Tarih boyunca gazi olmuş, şehit düşmüş, Anadolu’nun Türkleşmesinde öncüler arasında yer almış esnaf ve sanatkarlarımızı, iktidarın tehdit ve çürümüş politikalarından kurtarmak bizim asli sorumluluklarımızdan birisidir.

Esnaf olmadan büyüme olmaz.

Esnaf olmadan zenginleşme, refah, bolluk hayaldir.

Esnaf olmadan huzur ve sükûnetin tamir ve tesisi de imkansızdır.

Esnaf ve sanatkarlarımızla ilgili daha detaylı teklif ve projelerimizi yeri ve zamanı geldiği vakit herkesle paylaşacağız.

Yeni işyeri açacak esnaflarımızın vergi ve borç yükünü biliyor, bunun üzerinde dikkatle düşünüyor, çözüm üretiyoruz.

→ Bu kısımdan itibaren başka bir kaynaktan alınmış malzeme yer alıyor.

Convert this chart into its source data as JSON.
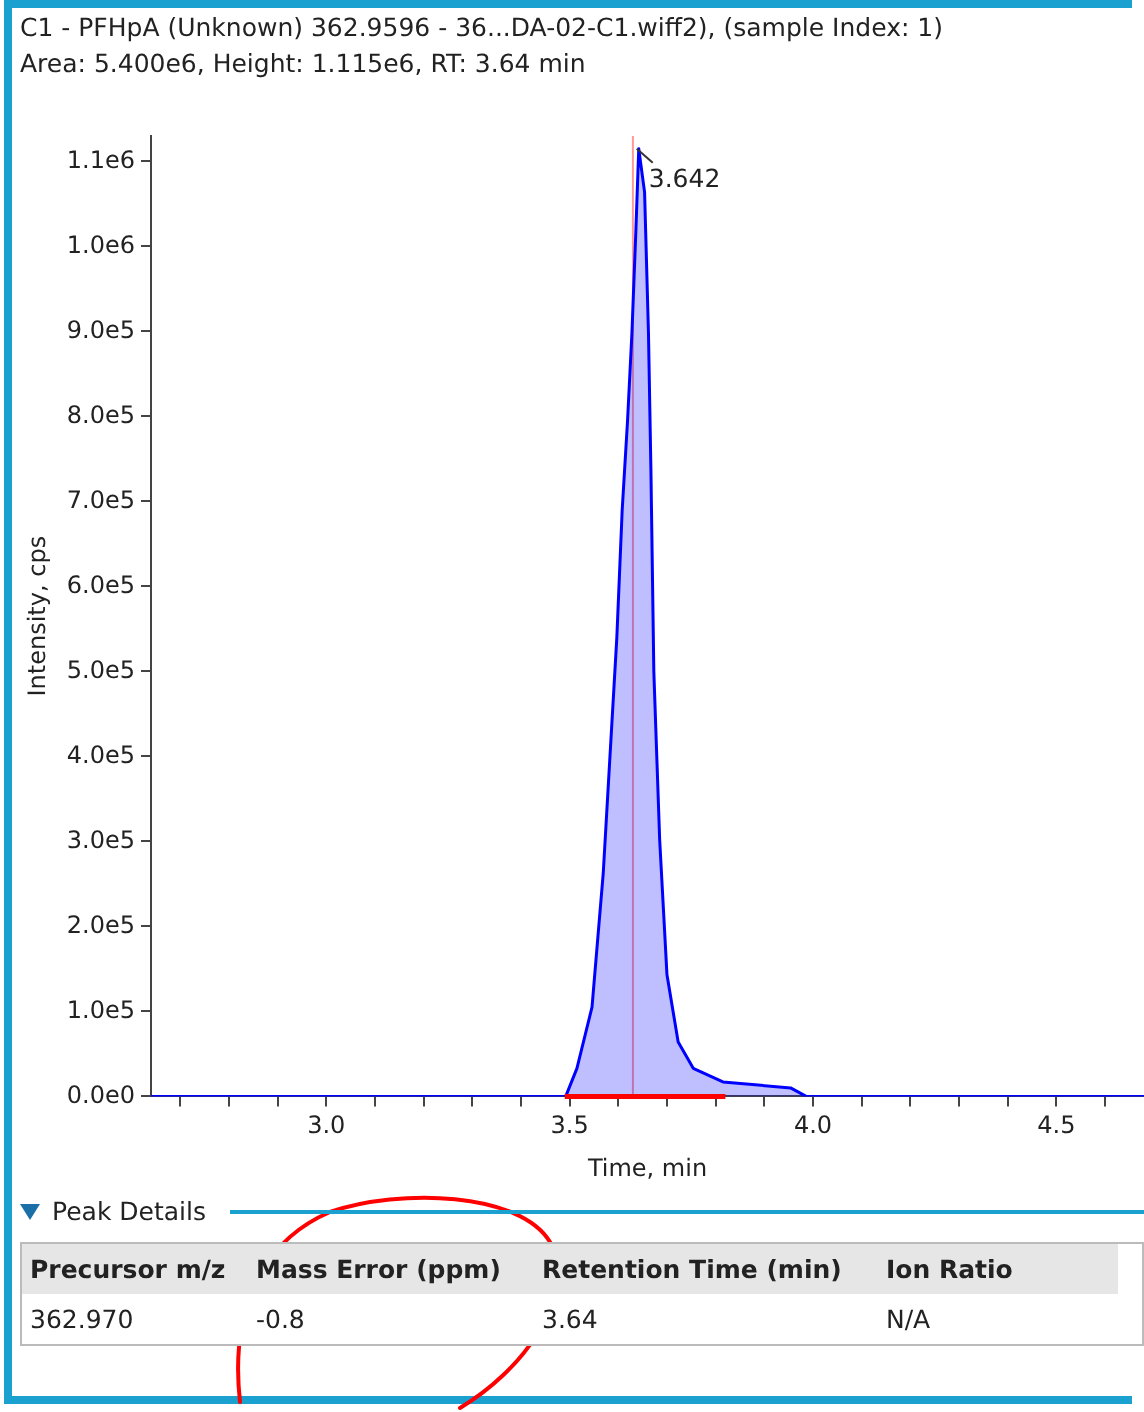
{
  "chart_data": {
    "type": "area",
    "title": "C1 - PFHpA (Unknown) 362.9596 - 36...DA-02-C1.wiff2), (sample Index: 1)",
    "subtitle": "Area: 5.400e6, Height: 1.115e6, RT: 3.64 min",
    "xlabel": "Time, min",
    "ylabel": "Intensity, cps",
    "series": [
      {
        "color": "#0000ff",
        "x": [
          2.64,
          3.0,
          3.4,
          3.492,
          3.515,
          3.546,
          3.569,
          3.585,
          3.597,
          3.608,
          3.619,
          3.628,
          3.636,
          3.642,
          3.654,
          3.662,
          3.667,
          3.673,
          3.685,
          3.7,
          3.723,
          3.754,
          3.815,
          3.954,
          3.986,
          4.3,
          4.68
        ],
        "values": [
          0,
          0,
          0,
          0,
          33000,
          105000,
          262000,
          421000,
          540000,
          690000,
          795000,
          898000,
          1017000,
          1115000,
          1064000,
          898000,
          738000,
          500000,
          302000,
          143000,
          64000,
          33000,
          17000,
          10000,
          0,
          0,
          0
        ]
      },
      {
        "type": "line",
        "color": "#ff0000",
        "x": [
          3.49,
          3.82
        ],
        "values": [
          0,
          0
        ]
      }
    ],
    "xlim": [
      2.64,
      4.68
    ],
    "ylim": [
      0,
      1130000
    ],
    "xticks": [
      {
        "value": 2.7,
        "label": null
      },
      {
        "value": 2.8,
        "label": null
      },
      {
        "value": 2.9,
        "label": null
      },
      {
        "value": 3.0,
        "label": "3.0"
      },
      {
        "value": 3.1,
        "label": null
      },
      {
        "value": 3.2,
        "label": null
      },
      {
        "value": 3.3,
        "label": null
      },
      {
        "value": 3.4,
        "label": null
      },
      {
        "value": 3.5,
        "label": "3.5"
      },
      {
        "value": 3.6,
        "label": null
      },
      {
        "value": 3.7,
        "label": null
      },
      {
        "value": 3.8,
        "label": null
      },
      {
        "value": 3.9,
        "label": null
      },
      {
        "value": 4.0,
        "label": "4.0"
      },
      {
        "value": 4.1,
        "label": null
      },
      {
        "value": 4.2,
        "label": null
      },
      {
        "value": 4.3,
        "label": null
      },
      {
        "value": 4.4,
        "label": null
      },
      {
        "value": 4.5,
        "label": "4.5"
      },
      {
        "value": 4.6,
        "label": null
      }
    ],
    "yticks": [
      {
        "value": 0,
        "label": "0.0e0"
      },
      {
        "value": 100000,
        "label": "1.0e5"
      },
      {
        "value": 200000,
        "label": "2.0e5"
      },
      {
        "value": 300000,
        "label": "3.0e5"
      },
      {
        "value": 400000,
        "label": "4.0e5"
      },
      {
        "value": 500000,
        "label": "5.0e5"
      },
      {
        "value": 600000,
        "label": "6.0e5"
      },
      {
        "value": 700000,
        "label": "7.0e5"
      },
      {
        "value": 800000,
        "label": "8.0e5"
      },
      {
        "value": 900000,
        "label": "9.0e5"
      },
      {
        "value": 1000000,
        "label": "1.0e6"
      },
      {
        "value": 1100000,
        "label": "1.1e6"
      }
    ],
    "ref_lines": [
      {
        "axis": "x",
        "value": 3.63,
        "color": "#ff9999"
      }
    ],
    "annotations": [
      {
        "text": "3.642",
        "x": 3.642,
        "y": 1115000
      },
      "Peak Details",
      "Precursor m/z",
      "Mass Error (ppm)",
      "Retention Time (min)",
      "Ion Ratio",
      "362.970",
      "-0.8",
      "3.64",
      "N/A"
    ]
  }
}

Şoför esnafımızın akaryakıt indirim taleplerini, araçlarını yenilerken bir kereye mahsus ÖTV ve KDV alınmasıyla ilgili beklentilerini biliyoruz.

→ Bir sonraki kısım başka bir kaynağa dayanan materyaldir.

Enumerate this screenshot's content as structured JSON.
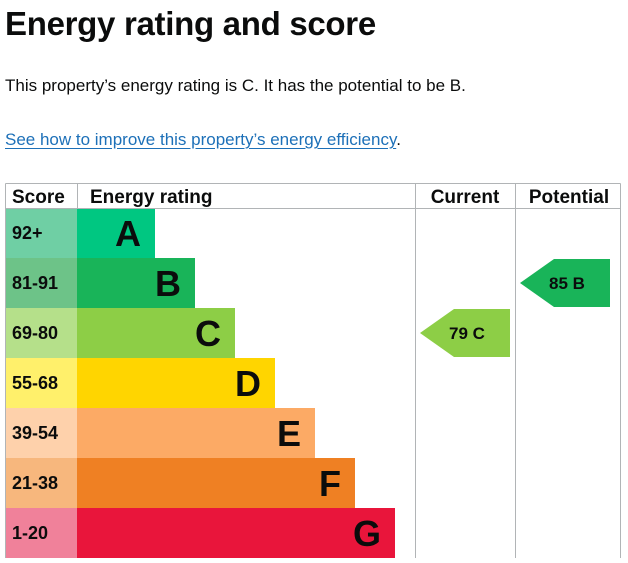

SGK prim teşvikiyle ilgili taleplerin ve kullanılan enerji fiyatlarında indirim yapılmasıyla ilgili isteklerin farkındayız.

Düşük faizli finansman desteği ve mevcut faiz oranlarının daha da aşağılara çekilmesiyle ilgili arzuları görüyoruz.

Emekli olup da çalışmaya devam eden esnaf ve sanatkarlarımızdan kesilen yüzde 15 oranındaki Sosyal Sigorta Destek Primi’nin kaldırılmasıyla ilgili meşru sızlanmaları duyuyoruz.

Geçtiğimiz yılın Eylül ayında, esnaf ve sanatkarlarımızın yıllık aidat ve katılma borçları yeniden yapılandırılmıştı. Bunun yanında bazı prim borçlarının da yeniden yapılandırılması sağlanmıştı.

Ancak bu alandaki yetersizlik ve mağduriyetler de bitmiş değildir. Ve bu bağlamda şikayetleri de kararlı bir şekilde takip ediyoruz.

Milliyetçi Hareket Partisi aileleriyle birlikte sayıları 10 milyonu bulan esnaf kardeşlerimizin sözcüsü, tercümanı ve önşartsız destekçisidir.

‘Esnafım’ demenin tarihsel kıvancı MHP’yle tekrar canlanacaktır.

MHP esnafımızın hakkını savunmak, perişanlığını bitirmek için her hazırlığını tamamlamaktadır.

Milliyetçi Hareket, esnafın partisi, esnafın müdafaasıdır.

Milliyetçi Hareket çiftçinin, memurun, işçinin, emeklinin, dar ve orta gelirlilerin can simididir.

Milliyetçi Hareket Türk milletinin şahdamarı, tüm Türkiye’nin umut hazinesidir.

Şu an, bir yanda işini yapıp, diğer yanda bizi dinleyen esnaf kardeşim; Milliyetçi Hareket Partisi senin için vardır, senin mutluluğun için geceyi gündüze katacaktır.

Bu, ahiliğin vicdanını millet vicdanı gören Milliyetçi Hareket’in sözüdür, senedidir, açık çekidir.

Huzursa beklenen, biz varız.

Bereketse istenen, biz yaparız.

İstikrarsa aranan, biz sağlarız.

İktidarsa hedeflenen, Allah’ın izniyle biz ulaşırız ve herkes bilsin ki mutlaka ulaşacağız.

Erdoğan Davutoğlu’nun şeffaflık programını medya üzerinden eleştirmiş Başbakan’ın vidalarını sıkmıştır.

 

Erdoğan resmen saray darbesi yapmıştır.

Allah hiç kimseyi Sayın Ahmet Davutoğlu’nun durumuna düşürmesin.

Güç kaybı yaşatmasın.

Erdoğan önemli konuların kendisiyle istişare edilmediğinden yakınmıştır.

Davutoğlu istemeden de olsa uysal bir maske taşınmıştır.

62. hükümet tam anlamıyla mevta olmuştur.

Beştepe vesayetinin basamaklarından derin mahsene inmiştir.

Erdoğan dün bakanlar kuruluna başkanlık ederek ipleri tamamen eline almıştır.

 

Erdoğan’ın yanı başında oturan Davutoğlu’nun yüzü asılmıştır.

Erdoğan tek adam olmak için son kozlarını oynamaktadır.

Osmanlı nedir diye sorsanız iki kelime söyleyemeyenler başkanlık falı açmaktadır.

Ahlaksızlar 7 Haziran’da sokağa bile çıkamayacaklardır.

Bu oyunlar 7 Haziran’da sona erecektir.

Türkiye 7 Haziran’da hem AKP hem de PKK’dan kurtulacaktır.

Erdoğan’ın başkanlık hayalleri sona erecektir.